Apprendre le calme

Souvenir épars, j'ai finalement très peu connu mon père. Il n'y a pas de raison pour que je vous en parle aujourd'hui, simplement que j'ai le goût.

J'ai très peu connu mon père. Il avait son travail dans la grande forêt qui le tenait loin de la maison la plupart du temps, et puis il y avait l'école, les pensionnats pour la presque totalité de ma jeune vie. Alors pour la petite enfance, de vagues souvenirs de fête. D'un espèce de père Noël qui arrivait on ne sait trop quand pour repartir quelques jours après.

A l'adolescence, je me suis souvent demandé que venait-il faire dans la maison.

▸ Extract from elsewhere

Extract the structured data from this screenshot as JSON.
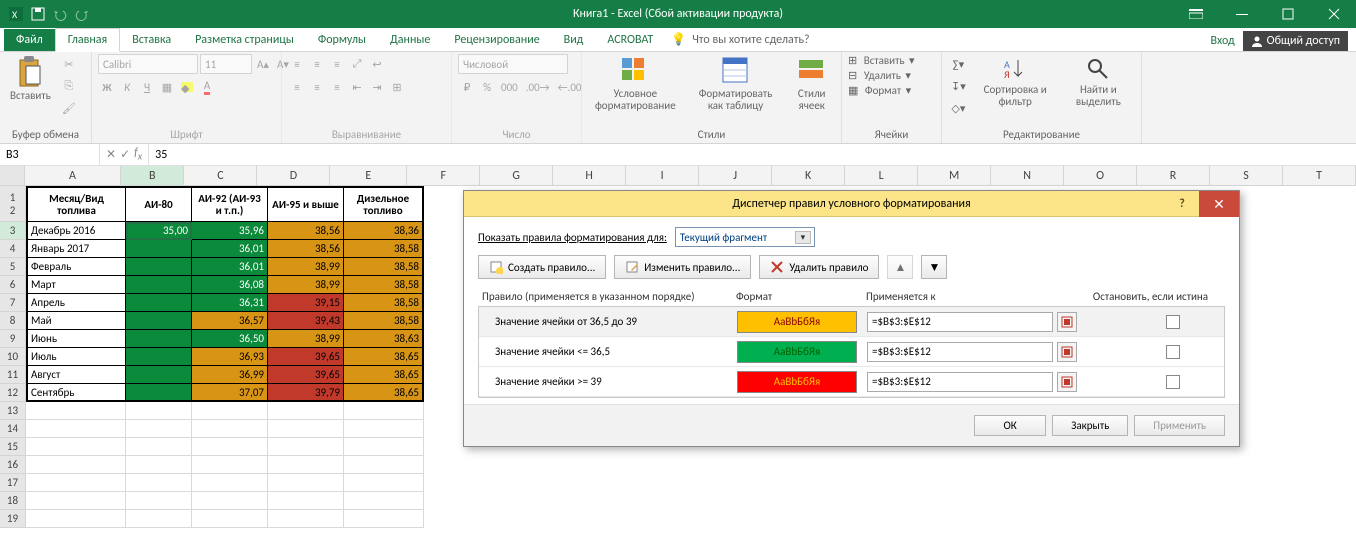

Pas de haine ou de conflit, mais j'étais tellement prisonnier de mes malaises que je ne pouvais voir ni un modèle, ni des solutions. J'ai vraiment passé à côté peut-être pas de solutions, pas sûr qu'il en existe, mais au moins d'une sagesse qui m'aurait appris le calme.

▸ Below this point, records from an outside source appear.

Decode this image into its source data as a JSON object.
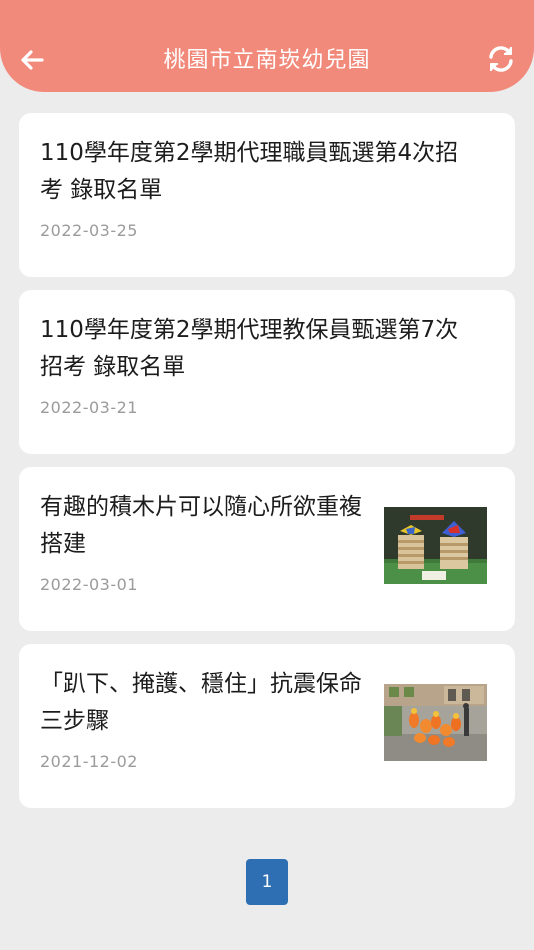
{
  "header": {
    "title": "桃園市立南崁幼兒園",
    "back_icon": "arrow-left-icon",
    "refresh_icon": "refresh-icon"
  },
  "news": [
    {
      "title": "110學年度第2學期代理職員甄選第4次招考 錄取名單",
      "date": "2022-03-25"
    },
    {
      "title": "110學年度第2學期代理教保員甄選第7次招考 錄取名單",
      "date": "2022-03-21"
    },
    {
      "title": "有趣的積木片可以隨心所欲重複搭建",
      "date": "2022-03-01"
    },
    {
      "title": "「趴下、掩護、穩住」抗震保命三步驟",
      "date": "2021-12-02"
    }
  ],
  "pagination": {
    "current": "1"
  },
  "colors": {
    "header_bg": "#f28a7c",
    "page_bg": "#ececec",
    "pagination_bg": "#2e6fb3"
  }
}
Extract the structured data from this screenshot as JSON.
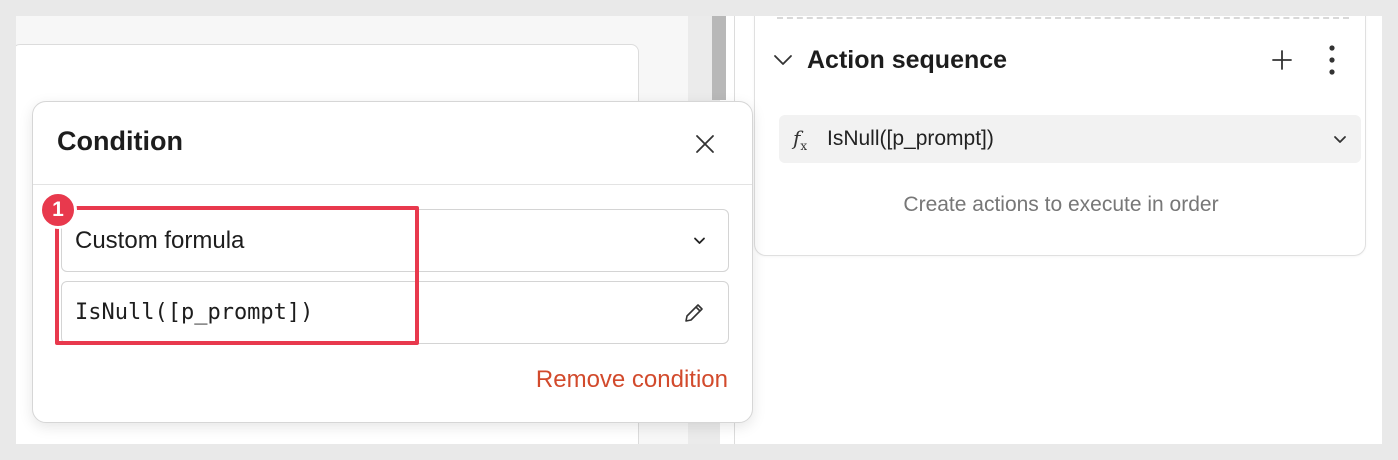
{
  "action_sequence": {
    "title": "Action sequence",
    "formula": "IsNull([p_prompt])",
    "formula_icon": "fx-icon",
    "empty_hint": "Create actions to execute in order"
  },
  "condition_popover": {
    "title": "Condition",
    "condition_type": "Custom formula",
    "formula_value": "IsNull([p_prompt])",
    "remove_label": "Remove condition"
  },
  "callout": {
    "number": "1",
    "color": "#e8394d"
  },
  "colors": {
    "accent_remove": "#d24a2c",
    "highlight": "#e8394d"
  }
}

Jeune adulte, j'allais le voir avec les enfants les périodes de congés, parce que chez lui, c'était vraiment la fête pour les enfants, tout était permis, tout était possible, tant que tout se faisait ensemble. Il était très habile à montrer que ce qu'on fait pour son propre bonheur ne sert à rien alors que ce qu'on fait pour le bonheur du groupe nous comble. Ce fut l'époque où nous avons beaucoup partagé autour des jeux, le bridge et les échecs surtout. Ses analyses étaient précises et lumineuses, sa subtilité renversante.

Un homme de très peu de mots. En perdant la sienne, il avait perdu le goût des langues et de parler. Les mots n'exprimaient pas son discours, alors il se débrouillait pour dire autrement. Quand on lui serrait la main on savait ce que toucher veut dire. Une immense colère l'habitait, on la sentait tout de suite. Elle n'était ni soumise ni refoulée, sa colère était simplement calmée, elle attendait de s'exprimer pour changer le monde.

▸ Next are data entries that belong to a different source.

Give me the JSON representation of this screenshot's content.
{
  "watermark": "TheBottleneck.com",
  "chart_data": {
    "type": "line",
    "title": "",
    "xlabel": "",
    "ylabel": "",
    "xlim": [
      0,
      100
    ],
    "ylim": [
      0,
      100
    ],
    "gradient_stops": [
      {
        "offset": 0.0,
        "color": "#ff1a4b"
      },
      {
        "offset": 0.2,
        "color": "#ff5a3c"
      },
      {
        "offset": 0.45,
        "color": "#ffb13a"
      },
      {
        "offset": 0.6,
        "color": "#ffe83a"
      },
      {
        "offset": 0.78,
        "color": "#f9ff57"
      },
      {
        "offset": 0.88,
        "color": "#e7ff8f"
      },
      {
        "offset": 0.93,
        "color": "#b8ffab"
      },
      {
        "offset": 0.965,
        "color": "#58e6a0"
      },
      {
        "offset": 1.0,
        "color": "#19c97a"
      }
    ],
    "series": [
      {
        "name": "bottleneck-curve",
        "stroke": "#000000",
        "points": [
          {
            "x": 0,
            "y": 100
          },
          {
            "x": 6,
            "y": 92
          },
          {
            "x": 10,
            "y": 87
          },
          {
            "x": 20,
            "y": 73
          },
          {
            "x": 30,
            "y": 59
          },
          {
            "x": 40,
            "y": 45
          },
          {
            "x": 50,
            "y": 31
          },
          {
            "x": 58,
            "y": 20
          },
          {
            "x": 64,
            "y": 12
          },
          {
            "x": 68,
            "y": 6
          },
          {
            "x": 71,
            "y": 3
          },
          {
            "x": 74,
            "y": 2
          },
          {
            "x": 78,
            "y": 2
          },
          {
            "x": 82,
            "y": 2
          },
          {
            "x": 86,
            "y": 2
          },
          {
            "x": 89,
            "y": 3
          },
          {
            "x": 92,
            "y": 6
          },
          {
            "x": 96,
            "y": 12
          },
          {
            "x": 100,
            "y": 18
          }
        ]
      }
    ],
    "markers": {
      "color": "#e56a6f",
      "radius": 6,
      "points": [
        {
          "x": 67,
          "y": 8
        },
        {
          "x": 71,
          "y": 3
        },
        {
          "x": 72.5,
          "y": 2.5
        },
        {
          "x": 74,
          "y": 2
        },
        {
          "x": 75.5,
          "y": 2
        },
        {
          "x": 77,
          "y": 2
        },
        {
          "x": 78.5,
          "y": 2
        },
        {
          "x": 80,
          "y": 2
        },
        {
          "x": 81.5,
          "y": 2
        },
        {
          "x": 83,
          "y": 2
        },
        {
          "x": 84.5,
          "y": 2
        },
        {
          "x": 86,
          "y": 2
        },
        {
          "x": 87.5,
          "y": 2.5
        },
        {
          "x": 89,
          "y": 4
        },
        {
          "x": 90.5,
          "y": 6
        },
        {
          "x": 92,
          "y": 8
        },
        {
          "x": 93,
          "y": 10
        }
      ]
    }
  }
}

A sa retraite, il s'occupait des fleurs. Une façon de dire la beauté du monde, sans avoir à aligner des mots qui sont toujours trop imprécis, trop acculturés pour vraiment dire. Il était entré en contact avec un merle d'Amérique, et faisait ensemble le même travail, s'occuper de la terre pour dire la beauté du Monde. Alors il prenait de sa puissante main qui ne trembait pas le petit merle, et il le mettait dans sa poche de gilet. Si l'homme déterrait une larve ou un ver, l'oiseau l'en débarrassait.

J'ai déjà pris un merle, un peu par traitrise, mais il n'a pas accepté de m'accompagner dans ma poche. Je ne suis pas assez calme. Je regrette tout ce temps où je n'ai pas su apprendre.